Models#

autrainer provides a number of different audio-specific models as well as wrappers for torchvision and timm models.

Tip

To create custom models, refer to the custom models tutorial.

Default configurations that end in -T indicate that the model uses transfer learning with pretrained weights. To avoid race conditions when using Launcher Plugins that may run multiple training jobs in parallel, autrainer fetch or fetch() are used to download the pretrained weights before training.

Note

Most models are pretrained on the ImageNet or AudioSet datasets. To ensure compatibility with any number of output dimensions, the last linear layer of the model is replaced with a new linear layer with the correct number of output dimensions and will therefore not be pretrained.

The weights for all pretrained models that are provided by autrainer can be automatically downloaded using the autrainer fetch CLI command or the fetch() CLI wrapper function.

To optionally use model, optimizer, or scheduler checkpoints, the following attributes can be set in any model configuration file:

model_checkpoint: The path to the model checkpoint file. Defaults to None.
optimizer_checkpoint: The path to the optimizer checkpoint file. Defaults to None.
scheduler_checkpoint: The path to the scheduler checkpoint file. Defaults to None.
skip_last_layer: Whether to skip loading the state of the last linear or convolutional layer. When set to True, the state of the last layer (if present) is omitted from both the model and optimizer, allowing for training on a different target dataset with varying output dimensions. Defaults to True.

Note

Loading a checkpoint assumes that the model architecture is the same as the one used to create the checkpoint and that the last layer of the model is specified as the final Linear or _ConvNd module. If the last layer is not the final layer in the module order, it may not be correctly identified for skipping.

Abstract Model#

All models inherit from the AbstractModel class and implement the forward() and embeddings() methods. These models must adhere a specific signature for their forward() method as autrainer uses argument names for its internal data flow. For this reason, features must always be the name of the first argument. All subsequent arguments can be named differently but they must be present as attributes in the corresponding AbstractDataItem.

class autrainer.models.AbstractModel(output_dim, transfer=None)[source]#

Abstract model class.

Parameters:

output_dim (int) – Output dimension of the model.
transfer (Union[bool, str, None]) – Whether to load the model with pretrained weights if available. May be a boolean or a string representing a truthy or falsy value. Defaults to None.
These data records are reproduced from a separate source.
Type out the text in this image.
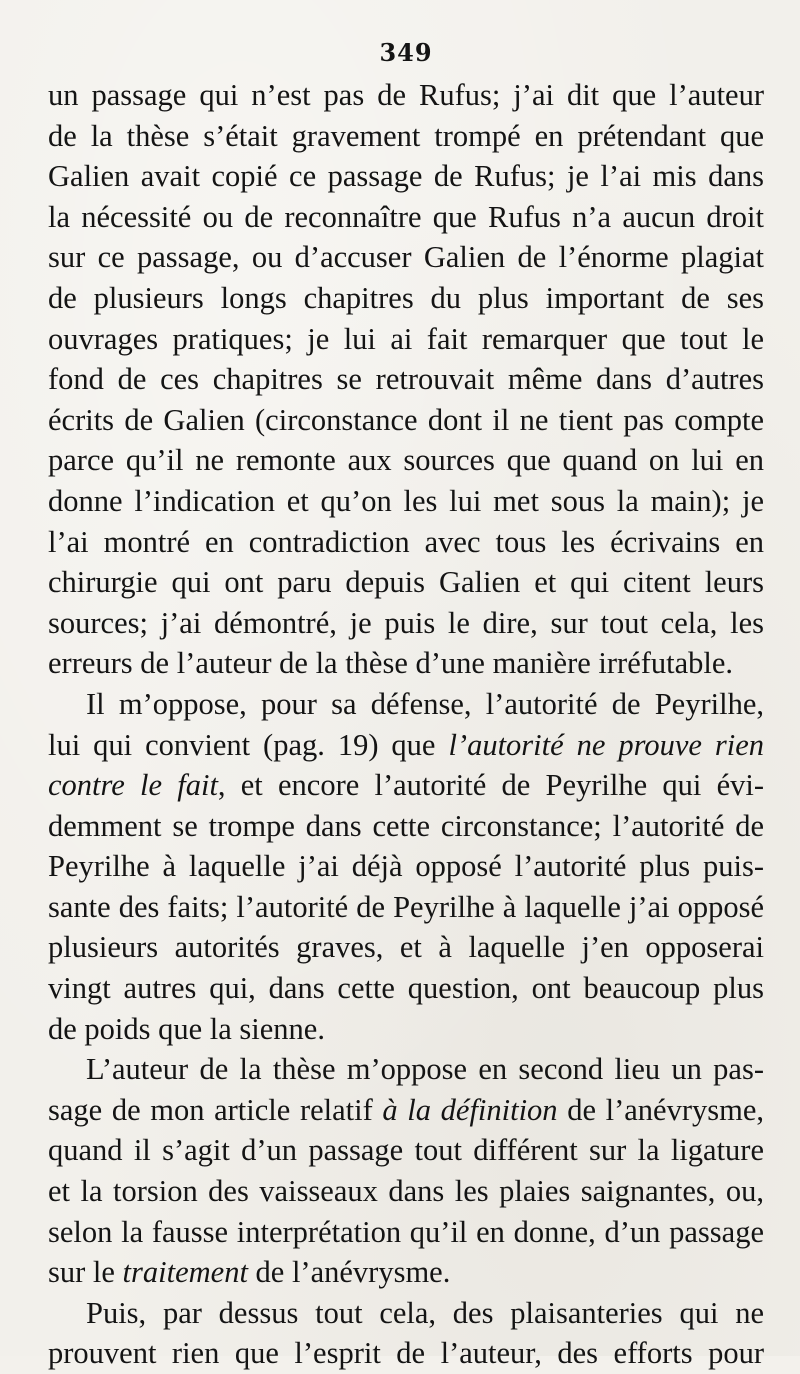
349
un passage qui n’est pas de Rufus; j’ai dit que l’auteur
de la thèse s’était gravement trompé en prétendant que
Galien avait copié ce passage de Rufus; je l’ai mis dans
la nécessité ou de reconnaître que Rufus n’a aucun droit
sur ce passage, ou d’accuser Galien de l’énorme plagiat
de plusieurs longs chapitres du plus important de ses
ouvrages pratiques; je lui ai fait remarquer que tout le
fond de ces chapitres se retrouvait même dans d’autres
écrits de Galien (circonstance dont il ne tient pas compte
parce qu’il ne remonte aux sources que quand on lui en
donne l’indication et qu’on les lui met sous la main); je
l’ai montré en contradiction avec tous les écrivains en
chirurgie qui ont paru depuis Galien et qui citent leurs
sources; j’ai démontré, je puis le dire, sur tout cela, les
erreurs de l’auteur de la thèse d’une manière irréfutable.
Il m’oppose, pour sa défense, l’autorité de Peyrilhe,
lui qui convient (pag. 19) que l’autorité ne prouve rien
contre le fait, et encore l’autorité de Peyrilhe qui évi-
demment se trompe dans cette circonstance; l’autorité de
Peyrilhe à laquelle j’ai déjà opposé l’autorité plus puis-
sante des faits; l’autorité de Peyrilhe à laquelle j’ai opposé
plusieurs autorités graves, et à laquelle j’en opposerai
vingt autres qui, dans cette question, ont beaucoup plus
de poids que la sienne.
L’auteur de la thèse m’oppose en second lieu un pas-
sage de mon article relatif à la définition de l’anévrysme,
quand il s’agit d’un passage tout différent sur la ligature
et la torsion des vaisseaux dans les plaies saignantes, ou,
selon la fausse interprétation qu’il en donne, d’un passage
sur le traitement de l’anévrysme.
Puis, par dessus tout cela, des plaisanteries qui ne
prouvent rien que l’esprit de l’auteur, des efforts pour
abstract embeddings(features)[source]#

Get embeddings from the model.

Parameters:: features (Tensor) – Input tensor.
Return type:: Tensor
Returns:: Embeddings.

property inputs: List[str]#

Get the inputs to the model’s forward method.

Returns:: Model inputs.

property embedding_inputs: List[str]#

Get the inputs to the model’s embedding method.

Returns:: Model inputs.

abstract forward(features)[source]#

Get model output.

Parameters:: features (Tensor) – Input tensor.
Return type:: Tensor
Returns:: Model output.

Model Wrappers#

For convenience, we provide wrappers for torchvision and timm models.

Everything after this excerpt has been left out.